Somehow I’ve come to be known as the tech savvy person in my lab, so they recently threw me into the deep end of the pool on using CellProfiler. For the first project I was successfully able to find and modify a pipeline to fit my needs. I was trying to quantify the area of glucagon in the pancreas, which was as simple as unmixing the stain colors. Then I did the same thing with insulin.
Now I’ve got a problem. I’m supposed to be finding the number of objects, and the area occupied by lipids in the liver. I thought I could handle it by unmixing colors again, but it’s Masson’s stain, which I can’t seem to get to cooperate. The biggest problem (to me) is that the lipids are identified mostly by the absence of stain. I tried masking the stained area, but that hasn’t seemed to work. I tried a custom filter, but couldn’t get that to work.

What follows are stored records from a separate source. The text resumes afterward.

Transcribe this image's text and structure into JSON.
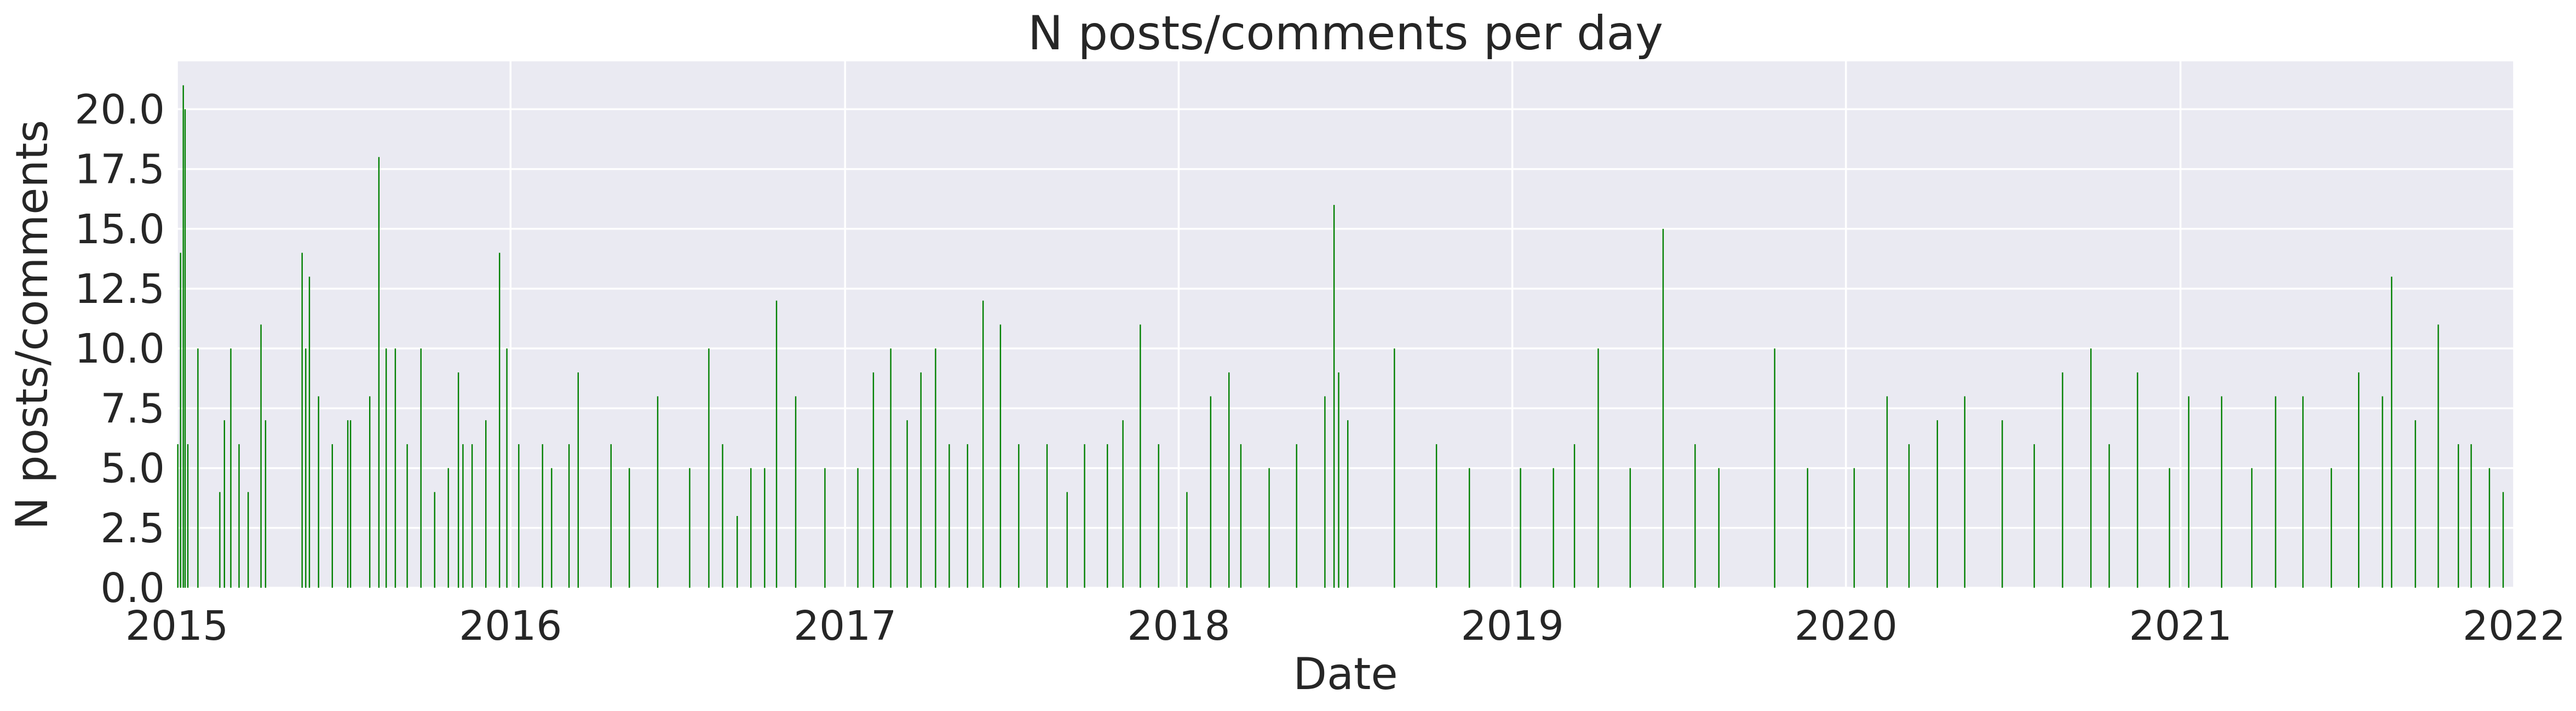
{
  "chart_data": {
    "type": "bar",
    "title": "N posts/comments per day",
    "xlabel": "Date",
    "ylabel": "N posts/comments",
    "x_range": [
      "2015-01-01",
      "2022-01-01"
    ],
    "ylim": [
      0,
      22
    ],
    "x_ticks": [
      "2015",
      "2016",
      "2017",
      "2018",
      "2019",
      "2020",
      "2021",
      "2022"
    ],
    "y_ticks": [
      "0.0",
      "2.5",
      "5.0",
      "7.5",
      "10.0",
      "12.5",
      "15.0",
      "17.5",
      "20.0"
    ],
    "grid": true,
    "legend": "none",
    "colors": {
      "bar": "#008000",
      "plot_background": "#eaeaf2",
      "grid": "#ffffff"
    },
    "series": [
      {
        "points": [
          [
            "2015-01-02",
            6
          ],
          [
            "2015-01-05",
            14
          ],
          [
            "2015-01-08",
            21
          ],
          [
            "2015-01-10",
            20
          ],
          [
            "2015-01-13",
            6
          ],
          [
            "2015-01-24",
            10
          ],
          [
            "2015-02-17",
            4
          ],
          [
            "2015-02-22",
            7
          ],
          [
            "2015-03-01",
            10
          ],
          [
            "2015-03-10",
            6
          ],
          [
            "2015-03-20",
            4
          ],
          [
            "2015-04-03",
            11
          ],
          [
            "2015-04-08",
            7
          ],
          [
            "2015-05-18",
            14
          ],
          [
            "2015-05-22",
            10
          ],
          [
            "2015-05-26",
            13
          ],
          [
            "2015-06-05",
            8
          ],
          [
            "2015-06-20",
            6
          ],
          [
            "2015-07-07",
            7
          ],
          [
            "2015-07-10",
            7
          ],
          [
            "2015-07-31",
            8
          ],
          [
            "2015-08-10",
            18
          ],
          [
            "2015-08-18",
            10
          ],
          [
            "2015-08-28",
            10
          ],
          [
            "2015-09-10",
            6
          ],
          [
            "2015-09-25",
            10
          ],
          [
            "2015-10-10",
            4
          ],
          [
            "2015-10-25",
            5
          ],
          [
            "2015-11-05",
            9
          ],
          [
            "2015-11-10",
            6
          ],
          [
            "2015-11-20",
            6
          ],
          [
            "2015-12-05",
            7
          ],
          [
            "2015-12-20",
            14
          ],
          [
            "2015-12-28",
            10
          ],
          [
            "2016-01-10",
            6
          ],
          [
            "2016-02-05",
            6
          ],
          [
            "2016-02-15",
            5
          ],
          [
            "2016-03-05",
            6
          ],
          [
            "2016-03-15",
            9
          ],
          [
            "2016-04-20",
            6
          ],
          [
            "2016-05-10",
            5
          ],
          [
            "2016-06-10",
            8
          ],
          [
            "2016-07-15",
            5
          ],
          [
            "2016-08-05",
            10
          ],
          [
            "2016-08-20",
            6
          ],
          [
            "2016-09-05",
            3
          ],
          [
            "2016-09-20",
            5
          ],
          [
            "2016-10-05",
            5
          ],
          [
            "2016-10-18",
            12
          ],
          [
            "2016-11-08",
            8
          ],
          [
            "2016-12-10",
            5
          ],
          [
            "2017-01-15",
            5
          ],
          [
            "2017-02-01",
            9
          ],
          [
            "2017-02-20",
            10
          ],
          [
            "2017-03-10",
            7
          ],
          [
            "2017-03-25",
            9
          ],
          [
            "2017-04-10",
            10
          ],
          [
            "2017-04-25",
            6
          ],
          [
            "2017-05-15",
            6
          ],
          [
            "2017-06-01",
            12
          ],
          [
            "2017-06-20",
            11
          ],
          [
            "2017-07-10",
            6
          ],
          [
            "2017-08-10",
            6
          ],
          [
            "2017-09-01",
            4
          ],
          [
            "2017-09-20",
            6
          ],
          [
            "2017-10-15",
            6
          ],
          [
            "2017-11-01",
            7
          ],
          [
            "2017-11-20",
            11
          ],
          [
            "2017-12-10",
            6
          ],
          [
            "2018-01-10",
            4
          ],
          [
            "2018-02-05",
            8
          ],
          [
            "2018-02-25",
            9
          ],
          [
            "2018-03-10",
            6
          ],
          [
            "2018-04-10",
            5
          ],
          [
            "2018-05-10",
            6
          ],
          [
            "2018-06-10",
            8
          ],
          [
            "2018-06-20",
            16
          ],
          [
            "2018-06-25",
            9
          ],
          [
            "2018-07-05",
            7
          ],
          [
            "2018-08-25",
            10
          ],
          [
            "2018-10-10",
            6
          ],
          [
            "2018-11-15",
            5
          ],
          [
            "2019-01-10",
            5
          ],
          [
            "2019-02-15",
            5
          ],
          [
            "2019-03-10",
            6
          ],
          [
            "2019-04-05",
            10
          ],
          [
            "2019-05-10",
            5
          ],
          [
            "2019-06-15",
            15
          ],
          [
            "2019-07-20",
            6
          ],
          [
            "2019-08-15",
            5
          ],
          [
            "2019-10-15",
            10
          ],
          [
            "2019-11-20",
            5
          ],
          [
            "2020-01-10",
            5
          ],
          [
            "2020-02-15",
            8
          ],
          [
            "2020-03-10",
            6
          ],
          [
            "2020-04-10",
            7
          ],
          [
            "2020-05-10",
            8
          ],
          [
            "2020-06-20",
            7
          ],
          [
            "2020-07-25",
            6
          ],
          [
            "2020-08-25",
            9
          ],
          [
            "2020-09-25",
            10
          ],
          [
            "2020-10-15",
            6
          ],
          [
            "2020-11-15",
            9
          ],
          [
            "2020-12-20",
            5
          ],
          [
            "2021-01-10",
            8
          ],
          [
            "2021-02-15",
            8
          ],
          [
            "2021-03-20",
            5
          ],
          [
            "2021-04-15",
            8
          ],
          [
            "2021-05-15",
            8
          ],
          [
            "2021-06-15",
            5
          ],
          [
            "2021-07-15",
            9
          ],
          [
            "2021-08-10",
            8
          ],
          [
            "2021-08-20",
            13
          ],
          [
            "2021-09-15",
            7
          ],
          [
            "2021-10-10",
            11
          ],
          [
            "2021-11-01",
            6
          ],
          [
            "2021-11-15",
            6
          ],
          [
            "2021-12-05",
            5
          ],
          [
            "2021-12-20",
            4
          ]
        ]
      }
    ]
  }
}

My boss sent me some powerpoint slides with previously analyzed images, thinking it would help me reverse-engineer a pipeline (the original creator of the pipeline is no longer in our lab, and I can’t get in touch with them to try and get it). The slides have only confused me more. I can’t figure out how they got the binary image, or how they got the “outlines” image to only select the lipid objects, and not the larger objects like blood vessels and the like.
Could someone just give me a nudge in the right direction? I can’t figure out what step I’m missing here.